Maybe we should ask Boeing management to try to control the girlfriends of all workers so that no employees ever have a bad day and forget to inspect something important? What if most of the aircraft is made of ‘something important’ to safety—ie, to maximize fuel efficiency, for example?
There will always be some level of abstraction—some constellation of details—for which some subtle change can result in wholly effective causative results. Given that a control model must be simpler than the real world, the question becomes ‘are all relevant aspects of the world’ correctly modeled? Which is not just a question of if the model is right, but if it is the right model—ie, is the boundary between what is necessary to model and what is actually not important—can itself be very complex, and that this is a different kind of complexity than that associated with the model. How do we ever know that we have modeled all relevant aspects in all relevant ways? That is an abstraction problem, and it is different in kind than the modeling problem. Stacking control process on control process at however many meta levels, still does not fix it. And it gets worse as the complexity of the boundary between relevant and non-relevant increases, and also worse as the number of relevant levels of abstractions over which that boundary operates also increases.
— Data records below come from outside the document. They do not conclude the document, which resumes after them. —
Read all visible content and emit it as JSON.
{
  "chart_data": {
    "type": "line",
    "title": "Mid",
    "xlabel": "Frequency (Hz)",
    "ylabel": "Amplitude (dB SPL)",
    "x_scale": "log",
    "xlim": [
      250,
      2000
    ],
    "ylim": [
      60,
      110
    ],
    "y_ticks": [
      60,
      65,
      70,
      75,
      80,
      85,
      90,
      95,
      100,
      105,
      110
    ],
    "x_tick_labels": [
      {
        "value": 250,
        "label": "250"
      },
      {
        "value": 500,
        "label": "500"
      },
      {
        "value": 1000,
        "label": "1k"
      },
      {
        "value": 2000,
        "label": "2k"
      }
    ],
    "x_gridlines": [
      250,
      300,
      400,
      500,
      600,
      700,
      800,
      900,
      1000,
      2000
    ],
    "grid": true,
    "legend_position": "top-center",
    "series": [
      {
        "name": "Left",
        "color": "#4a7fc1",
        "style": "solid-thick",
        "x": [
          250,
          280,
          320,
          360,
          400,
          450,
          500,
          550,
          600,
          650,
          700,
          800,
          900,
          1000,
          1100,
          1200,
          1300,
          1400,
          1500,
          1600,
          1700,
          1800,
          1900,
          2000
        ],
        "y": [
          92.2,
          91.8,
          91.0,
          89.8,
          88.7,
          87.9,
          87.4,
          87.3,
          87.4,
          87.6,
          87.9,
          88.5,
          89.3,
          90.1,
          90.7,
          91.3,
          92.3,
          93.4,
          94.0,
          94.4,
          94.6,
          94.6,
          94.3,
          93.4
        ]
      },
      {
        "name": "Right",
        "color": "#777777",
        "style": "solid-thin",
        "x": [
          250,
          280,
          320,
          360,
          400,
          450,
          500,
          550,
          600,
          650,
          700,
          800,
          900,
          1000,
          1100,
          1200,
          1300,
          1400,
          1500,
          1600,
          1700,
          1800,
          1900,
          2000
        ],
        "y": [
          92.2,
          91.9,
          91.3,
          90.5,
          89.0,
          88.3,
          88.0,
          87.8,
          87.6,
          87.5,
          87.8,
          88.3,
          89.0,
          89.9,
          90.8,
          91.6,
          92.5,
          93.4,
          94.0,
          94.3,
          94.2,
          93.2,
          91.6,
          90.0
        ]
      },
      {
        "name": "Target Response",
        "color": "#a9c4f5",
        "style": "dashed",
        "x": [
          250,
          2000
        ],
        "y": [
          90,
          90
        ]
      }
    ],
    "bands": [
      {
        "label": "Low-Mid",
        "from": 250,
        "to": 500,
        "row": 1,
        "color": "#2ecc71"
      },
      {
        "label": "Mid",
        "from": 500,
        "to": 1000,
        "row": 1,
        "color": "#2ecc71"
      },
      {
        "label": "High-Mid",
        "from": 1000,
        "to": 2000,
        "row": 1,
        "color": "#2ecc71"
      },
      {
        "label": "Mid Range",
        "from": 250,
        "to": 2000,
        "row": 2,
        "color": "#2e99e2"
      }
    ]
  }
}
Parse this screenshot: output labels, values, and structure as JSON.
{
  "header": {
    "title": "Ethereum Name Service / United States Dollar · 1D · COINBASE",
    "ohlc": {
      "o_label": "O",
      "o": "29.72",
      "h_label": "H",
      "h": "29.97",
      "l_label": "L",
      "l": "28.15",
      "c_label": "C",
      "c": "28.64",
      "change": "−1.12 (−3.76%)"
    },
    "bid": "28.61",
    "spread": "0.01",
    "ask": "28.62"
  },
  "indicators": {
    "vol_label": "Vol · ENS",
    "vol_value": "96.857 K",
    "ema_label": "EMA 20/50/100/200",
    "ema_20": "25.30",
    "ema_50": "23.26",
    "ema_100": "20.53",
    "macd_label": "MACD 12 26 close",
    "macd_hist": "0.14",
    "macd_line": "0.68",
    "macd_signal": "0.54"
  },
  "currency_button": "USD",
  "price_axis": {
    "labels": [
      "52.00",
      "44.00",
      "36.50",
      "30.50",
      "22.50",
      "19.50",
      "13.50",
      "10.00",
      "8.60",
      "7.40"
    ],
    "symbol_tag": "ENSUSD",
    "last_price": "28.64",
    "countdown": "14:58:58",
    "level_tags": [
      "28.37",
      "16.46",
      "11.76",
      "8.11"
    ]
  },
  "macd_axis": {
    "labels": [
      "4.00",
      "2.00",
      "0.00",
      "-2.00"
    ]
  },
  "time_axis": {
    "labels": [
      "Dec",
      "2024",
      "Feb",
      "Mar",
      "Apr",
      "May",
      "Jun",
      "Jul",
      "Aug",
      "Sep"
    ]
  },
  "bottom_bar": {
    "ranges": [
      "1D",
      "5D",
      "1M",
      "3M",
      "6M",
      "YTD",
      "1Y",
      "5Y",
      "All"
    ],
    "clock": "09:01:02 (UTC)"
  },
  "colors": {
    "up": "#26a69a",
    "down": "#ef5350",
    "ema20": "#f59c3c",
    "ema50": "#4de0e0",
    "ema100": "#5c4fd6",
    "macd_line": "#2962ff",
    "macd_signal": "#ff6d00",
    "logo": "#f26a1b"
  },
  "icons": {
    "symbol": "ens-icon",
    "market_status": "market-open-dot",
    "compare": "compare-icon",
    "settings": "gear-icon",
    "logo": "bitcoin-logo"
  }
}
Basically, every (unintended) engineering disaster that has ever occurred indicates a place where the control theory being used did not account for some factor that later turned out to be vitally important. If we always knew in advance “all of the relevant factors”(tm), then maybe we could control for them. However, with the problem of alignment, the entire future is composed almost entirely of unknown factors—factors which are purely situational. And wholly unlike with every other engineering problem yet faced, we cannot, at any future point, ever assume that this number of relevant unknown factors will ever decrease. This is characteristically different than all prior engineering challenges—ones where more learning made controlling things more tractable. But ASI is not like that. It is itself learning. And this is a key difference and distinction. It runs up against the limits of control theory itself, against the limits of what is possible in any rational conception of physics. And if we continue to ignore that difference, we do so at our mutual peril.